A transformative space
Not only did Peiyi create a different world for each layer of paper but she helped us transform the set within one story. Marco & Lorenzo go from a boat deck, to a snowstorm!
Help from the Henson Foundation
With the generous support of a Jim Henson Foundation Family Grant in 2017, we had the resources we needed to stage. full production! Thanks to The Tank, we had a stage. Our first run was exhilarating. We learned a lot. So much was working and resonating with our audiences! But there were still some edits to be made.
Director Elise Thoron joined the team and helped us tackle our next run in November 2018 at the 14th Street Y in Manhattan!
Impact
We know that these stories can reveal damaging cycles of prejudice, exclusion, and injustice that are relevant in our current political climate. We believe that understanding these cycles is the first step in breaking them.

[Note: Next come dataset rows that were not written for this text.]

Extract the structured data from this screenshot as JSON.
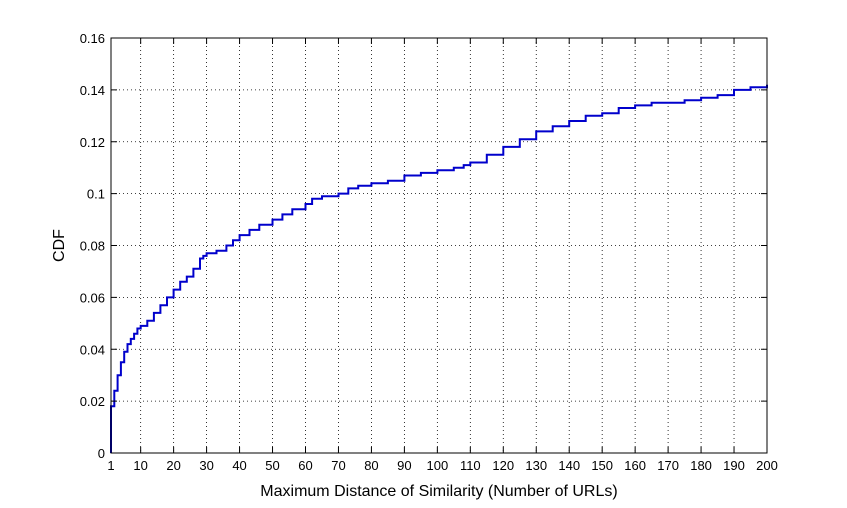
{
  "chart_data": {
    "type": "line",
    "title": "",
    "xlabel": "Maximum Distance of Similarity (Number of URLs)",
    "ylabel": "CDF",
    "xlim": [
      1,
      200
    ],
    "ylim": [
      0,
      0.16
    ],
    "x_ticks": [
      1,
      10,
      20,
      30,
      40,
      50,
      60,
      70,
      80,
      90,
      100,
      110,
      120,
      130,
      140,
      150,
      160,
      170,
      180,
      190,
      200
    ],
    "x_tick_labels": [
      "1",
      "10",
      "20",
      "30",
      "40",
      "50",
      "60",
      "70",
      "80",
      "90",
      "100",
      "110",
      "120",
      "130",
      "140",
      "150",
      "160",
      "170",
      "180",
      "190",
      "200"
    ],
    "y_ticks": [
      0,
      0.02,
      0.04,
      0.06,
      0.08,
      0.1,
      0.12,
      0.14,
      0.16
    ],
    "y_tick_labels": [
      "0",
      "0.02",
      "0.04",
      "0.06",
      "0.08",
      "0.1",
      "0.12",
      "0.14",
      "0.16"
    ],
    "grid": true,
    "grid_style": "dotted",
    "line_color": "#0000cc",
    "series": [
      {
        "x": [
          1,
          2,
          3,
          4,
          5,
          6,
          7,
          8,
          9,
          10,
          12,
          14,
          16,
          18,
          20,
          22,
          24,
          26,
          28,
          29,
          30,
          33,
          36,
          38,
          40,
          43,
          46,
          50,
          53,
          56,
          60,
          62,
          65,
          70,
          73,
          76,
          80,
          85,
          90,
          95,
          100,
          105,
          108,
          110,
          115,
          120,
          125,
          130,
          135,
          140,
          145,
          150,
          155,
          160,
          165,
          170,
          175,
          180,
          185,
          190,
          195,
          200
        ],
        "y": [
          0.018,
          0.024,
          0.03,
          0.035,
          0.039,
          0.042,
          0.044,
          0.046,
          0.048,
          0.049,
          0.051,
          0.054,
          0.057,
          0.06,
          0.063,
          0.066,
          0.068,
          0.071,
          0.075,
          0.076,
          0.077,
          0.078,
          0.08,
          0.082,
          0.084,
          0.086,
          0.088,
          0.09,
          0.092,
          0.094,
          0.096,
          0.098,
          0.099,
          0.1,
          0.102,
          0.103,
          0.104,
          0.105,
          0.107,
          0.108,
          0.109,
          0.11,
          0.111,
          0.112,
          0.115,
          0.118,
          0.121,
          0.124,
          0.126,
          0.128,
          0.13,
          0.131,
          0.133,
          0.134,
          0.135,
          0.135,
          0.136,
          0.137,
          0.138,
          0.14,
          0.141,
          0.142
        ]
      }
    ]
  }
}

Our country’s youngest generation will face a future beyond our imagination, informed by our choices today and by the people who lived before us. We believe young people should be armed with information, empathy, curiosity and wonder. We have seen the deep impact ‘Layer the Walls’ has on young people - how they continue to question and think about the dilemmas our characters face, how they connect the stories with discrimination happening today and how they want to learn more about their own stories and history.
We are excited to tour and give young people the opportunity to experience history and the struggles of immigration on a visceral level. We hope to see you at the theater soon!